How can we create a constant source of fuel for a spacecraft? It turns out, we can propel light sails (thin and lightweight spacecraft) with photons. These light sails can reach speeds up to a significant fraction of the speed of light – which is incredibly fast! In fact, a gram-scale, photon-propelled spacecraft could reach Alpha Centauri (the closest star in our solar system) in merely ten years!
Well, how does photon propulsion work? Photons, massless particles of light, bump into and transfer their momentum to the light sails, pushing the sails forward.
Momentum is mass multiplied by velocity. But how can photons have momentum without having mass? Photons have something called wave-particle duality, meaning that they are waves and particles at the same time. Waves carry energy, but not mass. Since photons have energy, it is possible to rearrange Einstein’s equation, E=mc^2, isolate mass, and plug the result into our previous momentum equation as shown in the figure above.
It is also known that E=hf (energy equals Plank’s constant multiplied by frequency), and c=fλ (the speed of light is frequency times wavelength).
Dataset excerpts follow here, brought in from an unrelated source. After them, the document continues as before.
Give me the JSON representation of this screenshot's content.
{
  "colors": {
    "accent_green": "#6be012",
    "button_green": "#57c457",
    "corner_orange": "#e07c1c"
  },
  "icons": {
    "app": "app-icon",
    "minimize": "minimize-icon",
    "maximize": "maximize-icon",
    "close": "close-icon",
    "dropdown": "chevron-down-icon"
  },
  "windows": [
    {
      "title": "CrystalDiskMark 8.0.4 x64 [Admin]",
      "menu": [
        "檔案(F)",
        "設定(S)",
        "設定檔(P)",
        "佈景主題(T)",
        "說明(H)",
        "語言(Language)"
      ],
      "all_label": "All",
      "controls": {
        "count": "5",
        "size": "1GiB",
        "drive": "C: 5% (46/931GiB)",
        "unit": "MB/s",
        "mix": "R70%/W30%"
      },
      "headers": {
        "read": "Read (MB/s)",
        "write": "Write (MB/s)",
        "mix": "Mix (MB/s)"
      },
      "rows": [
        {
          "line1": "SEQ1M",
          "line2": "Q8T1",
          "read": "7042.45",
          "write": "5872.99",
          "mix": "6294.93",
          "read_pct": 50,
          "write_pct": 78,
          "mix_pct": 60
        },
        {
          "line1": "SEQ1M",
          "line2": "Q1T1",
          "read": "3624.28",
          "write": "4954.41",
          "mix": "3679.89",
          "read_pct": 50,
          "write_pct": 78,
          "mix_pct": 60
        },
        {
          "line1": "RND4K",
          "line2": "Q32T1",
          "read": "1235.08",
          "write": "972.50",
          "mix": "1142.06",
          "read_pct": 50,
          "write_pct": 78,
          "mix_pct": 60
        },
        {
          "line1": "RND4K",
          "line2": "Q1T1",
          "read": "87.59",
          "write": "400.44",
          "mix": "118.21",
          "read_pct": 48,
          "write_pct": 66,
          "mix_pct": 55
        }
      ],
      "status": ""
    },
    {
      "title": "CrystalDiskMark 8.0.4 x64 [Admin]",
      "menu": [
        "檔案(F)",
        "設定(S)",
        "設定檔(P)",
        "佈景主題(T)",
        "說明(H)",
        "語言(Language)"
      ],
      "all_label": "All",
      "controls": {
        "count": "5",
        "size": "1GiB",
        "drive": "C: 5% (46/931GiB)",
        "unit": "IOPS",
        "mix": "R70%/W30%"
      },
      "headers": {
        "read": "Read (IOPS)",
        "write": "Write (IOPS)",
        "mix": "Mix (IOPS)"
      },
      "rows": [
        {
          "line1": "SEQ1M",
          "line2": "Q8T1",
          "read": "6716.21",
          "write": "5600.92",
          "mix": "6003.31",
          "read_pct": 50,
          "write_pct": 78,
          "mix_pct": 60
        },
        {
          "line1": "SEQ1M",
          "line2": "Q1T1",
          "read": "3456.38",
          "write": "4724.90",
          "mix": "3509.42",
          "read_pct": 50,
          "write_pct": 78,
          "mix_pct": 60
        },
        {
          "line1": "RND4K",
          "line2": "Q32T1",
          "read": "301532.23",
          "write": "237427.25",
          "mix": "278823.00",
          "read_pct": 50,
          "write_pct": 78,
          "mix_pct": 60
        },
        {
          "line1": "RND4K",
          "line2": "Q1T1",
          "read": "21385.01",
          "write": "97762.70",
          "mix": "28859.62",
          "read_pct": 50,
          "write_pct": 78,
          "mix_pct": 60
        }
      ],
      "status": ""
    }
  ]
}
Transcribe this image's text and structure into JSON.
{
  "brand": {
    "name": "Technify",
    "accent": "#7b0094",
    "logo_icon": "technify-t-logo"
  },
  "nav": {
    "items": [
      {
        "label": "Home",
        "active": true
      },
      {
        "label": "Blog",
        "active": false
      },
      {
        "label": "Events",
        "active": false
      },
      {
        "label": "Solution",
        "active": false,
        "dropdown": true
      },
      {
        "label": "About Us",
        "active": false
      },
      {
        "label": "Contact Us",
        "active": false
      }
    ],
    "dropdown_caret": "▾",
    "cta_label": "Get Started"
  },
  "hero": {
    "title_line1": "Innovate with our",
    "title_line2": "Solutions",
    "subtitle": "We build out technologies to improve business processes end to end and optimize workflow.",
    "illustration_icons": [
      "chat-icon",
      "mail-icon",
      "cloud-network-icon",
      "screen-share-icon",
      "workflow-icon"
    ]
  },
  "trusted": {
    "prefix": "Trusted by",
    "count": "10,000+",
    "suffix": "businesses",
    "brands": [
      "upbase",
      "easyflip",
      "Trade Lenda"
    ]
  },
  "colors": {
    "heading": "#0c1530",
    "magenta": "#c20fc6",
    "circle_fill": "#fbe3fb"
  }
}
Substitution brings us to the final equation for the momentum of a photon: p=h/λ.
At this point, you might be thinking, “Why can’t I just turn on a flashlight and push objects?” Well, the force and momentum generated by photons are extremely small – not enough to overcome other forces. Whereas, light sails have a low mass and large surface area, so they can catch the momentum of a great number of photons. The momentum of the photons adds up to make a difference in the vacuum of space.
This is possible because solar/light sails have been launched into space before, and they work! If we increase the surface area of the light sails and the power of the photon propulsion system, perhaps light sails could carry humans! With advances in this technology, we could achieve interstellar exploration.